Well, it's officially July 11 in Japan, which means it's been two years since the passing of Nintendo's former president Satoru Iwata. Nintendo fans across the world are still waking up on July 10 and heaving sad sighs over the loss of this incredibly charismatic and innovative executive. Nintendo had never known such forward-thinking leadership until the appointment of Iwata as president, and I doubt that we'll ever see an executive in that role capable of making us smile like Iwata could.
On the anniversary of his death, I think it's important to remember that Iwata's influence is still ongoing, and far-reaching. Iwata was very much a part of the early development of what would eventually become the Nintendo Switch, and he even worked on Pokémon Go while he was ill. Those two things, of course, are still performing incredibly well, and we can't help but wish that Iwata were here to see the success of the Nintendo Switch and how much joy it's bringing to gamers all over the world.
Did you know that Iwata had worked on Pokémon Go and the Nintendo Switch? Did you know that he was also an incredibly talented developer and marvelous coder? There are actually many fascinating things you might not know about Nintendo's most famous president.
I mentioned above that Iwata was a fantastic programmer, and he really was. From a young age he had a passion for coding, and he was seriously gifted. When Earthbound landed in development Hell and was on the brink of caving in on itself, Iwata stepped in, wiped the slate clean, and re-programmed the game from the ground up. He did this with incredible speed, and Earthbound went on to be one of the most influential RPGs of the generation.

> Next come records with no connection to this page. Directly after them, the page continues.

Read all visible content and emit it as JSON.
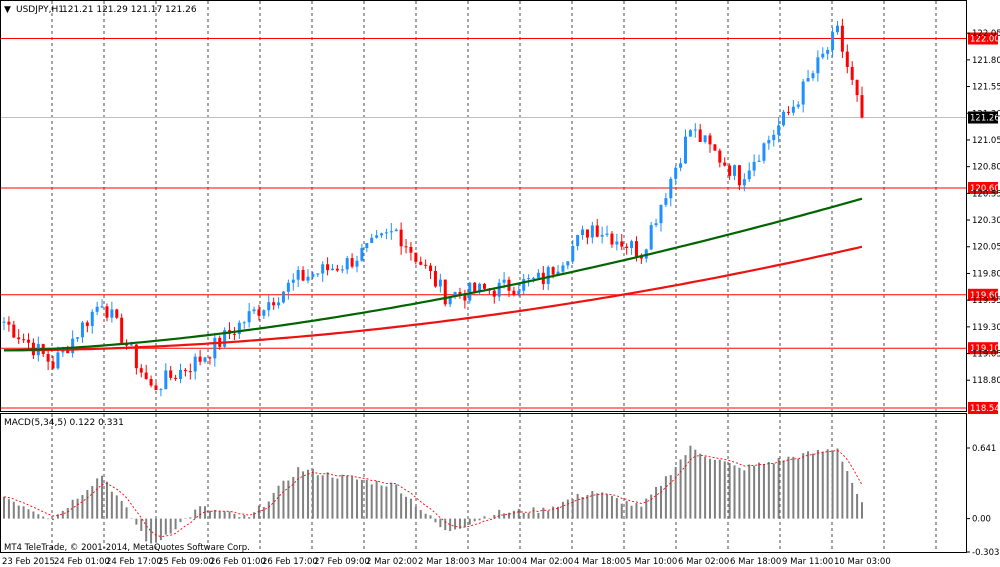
{
  "window": {
    "title": "USDJPY,H1",
    "ohlc": "121.21 121.29 121.17 121.26"
  },
  "colors": {
    "bull": "#1e90ff",
    "bear": "#ff0000",
    "grid": "#000000",
    "hline": "#ff0000",
    "ma_fast": "#006400",
    "ma_slow": "#ee1111",
    "macd_hist": "#808080",
    "macd_signal": "#ff0000",
    "price_line": "#c0c0c0"
  },
  "price_panel": {
    "ylim": [
      118.54,
      122.22
    ],
    "y_ticks": [
      "122.05",
      "121.80",
      "121.55",
      "121.30",
      "121.05",
      "120.80",
      "120.55",
      "120.30",
      "120.05",
      "119.80",
      "119.55",
      "119.30",
      "119.05",
      "118.80"
    ],
    "current_price": "121.26",
    "hlines": [
      "122.00",
      "120.60",
      "119.60",
      "119.10",
      "118.54"
    ]
  },
  "macd_panel": {
    "title": "MACD(5,34,5) 0.122 0.331",
    "y_ticks": [
      "0.641",
      "0.00",
      "-0.303"
    ]
  },
  "x_ticks": [
    "23 Feb 2015",
    "24 Feb 01:00",
    "24 Feb 17:00",
    "25 Feb 09:00",
    "26 Feb 01:00",
    "26 Feb 17:00",
    "27 Feb 09:00",
    "2 Mar 02:00",
    "2 Mar 18:00",
    "3 Mar 10:00",
    "4 Mar 02:00",
    "4 Mar 18:00",
    "5 Mar 10:00",
    "6 Mar 02:00",
    "6 Mar 18:00",
    "9 Mar 11:00",
    "10 Mar 03:00"
  ],
  "copyright": "MT4 TeleTrade, © 2001-2014, MetaQuotes Software Corp.",
  "chart_data": [
    {
      "type": "candlestick",
      "title": "USDJPY,H1",
      "ylim": [
        118.54,
        122.22
      ],
      "series": [
        {
          "name": "price_trend",
          "x": [
            0,
            10,
            20,
            30,
            40,
            50,
            60,
            70,
            80,
            90,
            100,
            110,
            120,
            130,
            140,
            150,
            160,
            170,
            175
          ],
          "values": [
            119.35,
            118.95,
            119.55,
            118.72,
            119.0,
            119.4,
            119.75,
            119.9,
            120.2,
            119.6,
            119.65,
            119.75,
            120.25,
            120.0,
            121.15,
            120.7,
            121.3,
            122.05,
            121.26
          ]
        },
        {
          "name": "MA fast",
          "values_start": 119.08,
          "values_end": 120.5
        },
        {
          "name": "MA slow",
          "values_start": 119.08,
          "values_end": 120.05
        }
      ],
      "hlines": [
        122.0,
        120.6,
        119.6,
        119.1,
        118.54
      ],
      "grid": true
    },
    {
      "type": "bar",
      "title": "MACD(5,34,5) 0.122 0.331",
      "ylim": [
        -0.303,
        0.641
      ],
      "series": [
        {
          "name": "MACD",
          "x": [
            0,
            10,
            20,
            30,
            40,
            50,
            60,
            70,
            80,
            90,
            100,
            110,
            120,
            130,
            140,
            150,
            160,
            170,
            175
          ],
          "values": [
            0.2,
            0.0,
            0.4,
            -0.25,
            0.1,
            0.0,
            0.45,
            0.37,
            0.3,
            -0.12,
            0.05,
            0.08,
            0.25,
            0.1,
            0.64,
            0.45,
            0.55,
            0.64,
            0.122
          ]
        },
        {
          "name": "Signal",
          "last": 0.331
        }
      ]
    }
  ]
}
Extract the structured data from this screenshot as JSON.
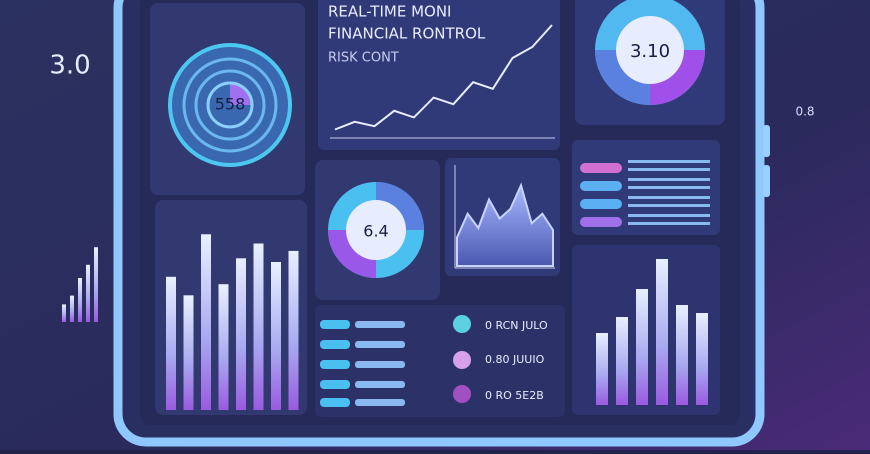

There are several stories like this one. Super Smash Bros. Melee only made its release date because of Iwata stepping in and contributing to the development himself. He's also the reason that Pokémon Gold and Silver were able to add the Kanto region to the games, and the reason that you were able to use your Game Boy Pokémon to fight in Pokémon Stadium on the N64. Iwata didn't have any reference material to work with when analyzing and porting over the battle logic to Stadium; he simply studied the source code for Red and Green and then ported it all himself -- in a week.
I mentioned that Iwata did in fact play a part in the early development of the Nintendo Switch, which might just end up being the most popular Nintendo console ever. Regardless, Iwata did play a huge role in Nintendo's most popular hardware releases. The Nintendo DS and the Wii both released while Iwata was president, and he saw both launches through from conception to realization.
He also started the Nintendo Direct, which we still look forward to several times a year. Nintendo basically gives us a mini E3 every time it hosts a Direct, revealing its most exciting projects and releases to fans directly, and we have Iwata to thank for that concept.
The Wii U did not perform as well as its predecessor, that's no secret, and in the years following the Wii U's downward spiral, Nintendo's earnings were looking awful. Layoffs were inevitable, but Iwata wouldn't tolerate his employees losing their jobs. Instead, he took full responsibility for Nintendo's recent poor performance, and announced that he'd be cutting his own salary in half in order to save jobs.
Everything changed after that. Nintendo as a brand changed after that, and so did our perception of Nintendo as a company. Iwata made a bold symbolic statement that day, and we never forgot it -- neither have his employees.